Em Busca do Amor Quase Perdido.
“No dia em que nascemos
E vivemos para o mundo
Nos falta uma costela
Que encontramos num
segundo”...
(Vicente
Celestino)
Domingo
de sol, cidade aprazível, pé de serra, final dos anos 50. O sinal de TV ainda
não riscava os ares cearenses. A juventude se divertia com longos “papos”,
banhos de cascatas ou torcendo pelo valoroso e esforçado time de futebol do
nosso Maranguape. Foi em um desses jogos que um amigo comum fez as devidas apresentações:
Eu e Ela. Foi o princípio de tudo.
Tal quase todos os jovens
de então, trabalhava durante o dia e cursava o científico à noite. Sobravam os
fins de semana para o namoro. O amor corria sob as rédeas da paixão quando os irmãos,
responsáveis pela menina, resolveram que seria mais prudente “devolvê-la” à mãe,
que desde
um par de anos se mudara com o novo marido e o filho mais novo para o interior
do Paraná. A tristeza da inesperada separação só não foi maior que a
estratégia armada para ir em busca do
amor quase perdido.
A turma do Liceu do Ceará de 1961 estava com dificuldades em arrecadar dinheiro para a festa de término do curso
secundário, quando uma oportunidade surgiu nas páginas do jornal. O Presidente
da Loyde Aéreo Brasileiro viria visitar o Ceará, terra que o acolhera e tratara
muito bem durante uma viagem dificultosa que tivera em tempos idos. Eu e mais
três colegas fomos ao aeroporto para recepcioná-lo e aproveitamos uma brecha no
protocolo para solicitar sua ajuda em nosso desejo de conhecer o Rio de
Janeiro. O simpático empresário nos pediu que o procurasse no dia seguinte no
escritório alencarino da empresa, à época situada na esquina da Rua Major
Facundo com Pedro Pereira, térreo do Edifício recém construido do IAPC.
Chegando lá, sem grandes
esperanças, mas impressionados com a simplicidade do Presidente de tão prestigiada
companhia aérea, fomos graciosamente brindados com quatro cortesias “daqui pra
li e de lá pra cá”, Fortaleza-Rio-Fortaleza, voando nas asas do famoso DC-4 – Skymaster.
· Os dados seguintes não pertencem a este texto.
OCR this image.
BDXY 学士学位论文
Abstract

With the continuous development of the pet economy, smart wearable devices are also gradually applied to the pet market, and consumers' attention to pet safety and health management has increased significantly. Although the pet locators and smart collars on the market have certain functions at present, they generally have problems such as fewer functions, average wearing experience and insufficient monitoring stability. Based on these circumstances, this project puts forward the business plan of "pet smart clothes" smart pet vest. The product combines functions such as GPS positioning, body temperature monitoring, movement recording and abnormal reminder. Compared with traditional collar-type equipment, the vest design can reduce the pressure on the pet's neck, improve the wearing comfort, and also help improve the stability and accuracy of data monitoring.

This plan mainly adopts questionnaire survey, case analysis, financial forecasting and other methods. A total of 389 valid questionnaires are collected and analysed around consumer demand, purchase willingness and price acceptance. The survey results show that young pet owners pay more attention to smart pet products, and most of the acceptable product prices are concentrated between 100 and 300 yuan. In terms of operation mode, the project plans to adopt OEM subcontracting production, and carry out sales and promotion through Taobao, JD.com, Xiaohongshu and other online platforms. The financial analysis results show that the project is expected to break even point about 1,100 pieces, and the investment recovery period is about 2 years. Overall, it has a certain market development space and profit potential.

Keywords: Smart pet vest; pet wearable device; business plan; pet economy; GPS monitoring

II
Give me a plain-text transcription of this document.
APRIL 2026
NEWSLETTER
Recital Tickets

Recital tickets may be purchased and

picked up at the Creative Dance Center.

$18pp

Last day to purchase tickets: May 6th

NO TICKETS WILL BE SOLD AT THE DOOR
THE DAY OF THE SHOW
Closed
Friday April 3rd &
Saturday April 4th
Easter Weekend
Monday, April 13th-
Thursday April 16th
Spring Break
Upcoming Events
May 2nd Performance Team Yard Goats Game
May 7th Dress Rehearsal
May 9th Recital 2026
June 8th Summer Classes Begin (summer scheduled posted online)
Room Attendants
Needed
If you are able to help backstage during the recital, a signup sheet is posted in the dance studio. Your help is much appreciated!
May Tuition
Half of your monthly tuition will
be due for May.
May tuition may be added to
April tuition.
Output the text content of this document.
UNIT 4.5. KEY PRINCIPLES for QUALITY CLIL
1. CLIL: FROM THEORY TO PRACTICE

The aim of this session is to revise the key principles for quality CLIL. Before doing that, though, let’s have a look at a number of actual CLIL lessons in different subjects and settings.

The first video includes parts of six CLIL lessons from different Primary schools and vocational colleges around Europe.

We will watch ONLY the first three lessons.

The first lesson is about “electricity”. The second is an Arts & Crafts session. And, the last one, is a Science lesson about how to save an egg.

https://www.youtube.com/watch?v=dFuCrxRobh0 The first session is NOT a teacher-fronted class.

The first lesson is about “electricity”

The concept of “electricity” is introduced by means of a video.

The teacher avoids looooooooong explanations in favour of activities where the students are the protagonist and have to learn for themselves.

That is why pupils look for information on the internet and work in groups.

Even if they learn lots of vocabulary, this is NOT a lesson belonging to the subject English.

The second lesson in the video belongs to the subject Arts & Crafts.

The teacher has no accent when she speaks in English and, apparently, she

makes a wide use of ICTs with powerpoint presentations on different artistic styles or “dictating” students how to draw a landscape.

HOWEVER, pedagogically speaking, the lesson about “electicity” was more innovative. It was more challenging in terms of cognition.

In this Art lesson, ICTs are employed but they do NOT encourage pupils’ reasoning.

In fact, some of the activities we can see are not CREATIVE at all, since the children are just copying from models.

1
Confesso que quase apanhamos
do restante da turma que ficou tanto a ver navios, como bem distante de “embarcar”
no formoso quadrimotor a hélice do Lloyde. Foram duas horas até Recife e mais
duas até o soteropolitano Aeroporto 02 de Julho, onde desembarcamos para o almoço
incluído no bilhete. A apimentada comida baiana pesou na barriga e as três
horas e quarenta minutos até o Rio passaram quase despercebidas. O sol já se
escondia por trás do Corcovado quando aterrizamos no Aeroporto Santos Dumont.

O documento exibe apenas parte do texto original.